I am still dumbfounded by this unimaginable reality.

 

How could my people—those who loved me, and educated me, and taught me to pray and sing and follow Jesus—find in this man the God-ordained leader of our time?

 

For the first 72 years of his life, he swindled more money out of more people, engaged in more marriages and more affairs, and lied more times to more people than an entire congregation of church folk. He bragged about it and announced that he had never needed nor sought forgiveness. He could not identify or quote a single verse of the Bible.

 

In other words, he was the very epitome of sin and sinners that every evangelist who ever took the pulpit in our churches held up as the model of those on their way to hellfire.

 

Then, in 2016, they elected him president of the United States; and by “they” I mean the people who flock to the churches that are full of white, evangelical Christians.

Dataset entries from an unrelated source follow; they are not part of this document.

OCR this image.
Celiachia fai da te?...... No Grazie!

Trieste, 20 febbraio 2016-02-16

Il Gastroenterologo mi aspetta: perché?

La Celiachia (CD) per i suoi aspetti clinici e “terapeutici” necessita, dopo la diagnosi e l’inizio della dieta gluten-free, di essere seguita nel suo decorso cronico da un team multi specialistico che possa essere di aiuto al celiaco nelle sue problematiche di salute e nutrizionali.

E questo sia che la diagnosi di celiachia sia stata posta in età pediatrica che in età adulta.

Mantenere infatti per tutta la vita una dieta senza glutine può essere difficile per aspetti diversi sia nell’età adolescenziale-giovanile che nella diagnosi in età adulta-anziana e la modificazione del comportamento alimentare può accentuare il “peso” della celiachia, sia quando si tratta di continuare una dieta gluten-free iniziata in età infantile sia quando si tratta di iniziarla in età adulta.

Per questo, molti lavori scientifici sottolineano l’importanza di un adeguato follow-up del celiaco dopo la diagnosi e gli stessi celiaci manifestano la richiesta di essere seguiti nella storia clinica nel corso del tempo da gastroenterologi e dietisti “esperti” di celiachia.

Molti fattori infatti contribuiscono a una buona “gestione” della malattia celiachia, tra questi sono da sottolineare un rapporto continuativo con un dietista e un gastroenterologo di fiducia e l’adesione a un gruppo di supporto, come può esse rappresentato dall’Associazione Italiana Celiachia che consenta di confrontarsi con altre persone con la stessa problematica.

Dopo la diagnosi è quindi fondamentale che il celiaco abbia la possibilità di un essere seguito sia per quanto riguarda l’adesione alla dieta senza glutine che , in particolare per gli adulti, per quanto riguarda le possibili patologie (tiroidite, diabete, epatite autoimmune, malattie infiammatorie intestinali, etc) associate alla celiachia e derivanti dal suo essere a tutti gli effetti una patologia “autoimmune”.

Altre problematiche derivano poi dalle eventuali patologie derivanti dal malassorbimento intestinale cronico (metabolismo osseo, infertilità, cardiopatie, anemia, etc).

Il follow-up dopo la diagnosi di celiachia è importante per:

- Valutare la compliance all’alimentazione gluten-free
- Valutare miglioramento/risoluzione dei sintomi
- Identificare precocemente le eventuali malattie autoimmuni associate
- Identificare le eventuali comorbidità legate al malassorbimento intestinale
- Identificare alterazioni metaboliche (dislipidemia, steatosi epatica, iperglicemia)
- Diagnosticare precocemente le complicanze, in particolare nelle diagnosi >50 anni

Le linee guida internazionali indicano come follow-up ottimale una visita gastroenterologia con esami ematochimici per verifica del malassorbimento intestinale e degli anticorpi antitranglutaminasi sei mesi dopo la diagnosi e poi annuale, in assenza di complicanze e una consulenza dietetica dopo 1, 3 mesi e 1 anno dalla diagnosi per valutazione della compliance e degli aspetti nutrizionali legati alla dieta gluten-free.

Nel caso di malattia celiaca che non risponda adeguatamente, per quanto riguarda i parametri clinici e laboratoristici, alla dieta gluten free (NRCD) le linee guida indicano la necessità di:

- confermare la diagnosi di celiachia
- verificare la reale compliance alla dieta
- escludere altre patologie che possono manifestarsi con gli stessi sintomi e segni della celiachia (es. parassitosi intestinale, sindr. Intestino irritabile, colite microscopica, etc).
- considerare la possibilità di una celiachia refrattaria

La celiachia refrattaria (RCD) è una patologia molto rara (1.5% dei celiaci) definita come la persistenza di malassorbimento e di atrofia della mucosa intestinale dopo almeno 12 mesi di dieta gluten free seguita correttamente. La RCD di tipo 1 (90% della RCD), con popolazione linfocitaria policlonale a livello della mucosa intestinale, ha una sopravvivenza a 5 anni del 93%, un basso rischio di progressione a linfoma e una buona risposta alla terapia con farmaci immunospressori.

It stunned all of us—not necessarily the fact that he was elected, but the reality of who put him in office and support him to this day.

 

I’ve tried to discern what they see in Donald J. Trump that makes them talk of revival—of a Third Great Awakening—and I will name these four things: appointing anti-abortion judges, supporting people who are anti-homosexual, implementing Israel-only policy, and embracing the rhetoric and policy of White Christian Nationalism.

 

One of their leaders, Texas evangelist James Robinson, released a 16-minute video this week in which he endorsed the network of conservative Christian ministers who pray with the President and travel with the President and advise the President; and then he says this:

 

“I believe every positive thing that is happening … is an answer to the prayers … of the remnant, those who have eyes to see and ears to hear…. It is a miracle of God, and if we keep praying … we can witness the greatest spiritual awakening in history and [Trump] … will be used by God for the blessing and benefit of this nation … and the church will become more like Jesus ….”

 

Robinson and his religious kin must look past a great deal to find in Trump the anointed one of God.

 

Trump ridicules people, hides his financial records, turns away refugees, opens public lands to corporate interests, deletes rules that protect consumers and voters, lowers taxes on the rich, demeans other countries and ethnic groups, drives up the national debt, ignores the poor, endorses dictators, supports racists, seeks to eliminate health insurance, conspires with foreign governments to push his political fortunes, uses personal property for official business, stonewalls Congress, lies to the American public, demeans the press, undermines investigations, and caters to his supporters rather than leading all of the American people.

 

It is hard to find a single episode from the life and presidency of Donald J. Trump that inspires people to say, “That so reminds me of Jesus.”

 

This is the greatest mystery of my sixty-nine-plus years of life and learning: that Christian people in America find in Donald J. Trump the God-ordained man who, they are convinced, is effectively leading lead our nation to be more like Jesus.

 

I shake my head in unbelief and mutter the prayer of the faithful, “How long, O Lord, how long?”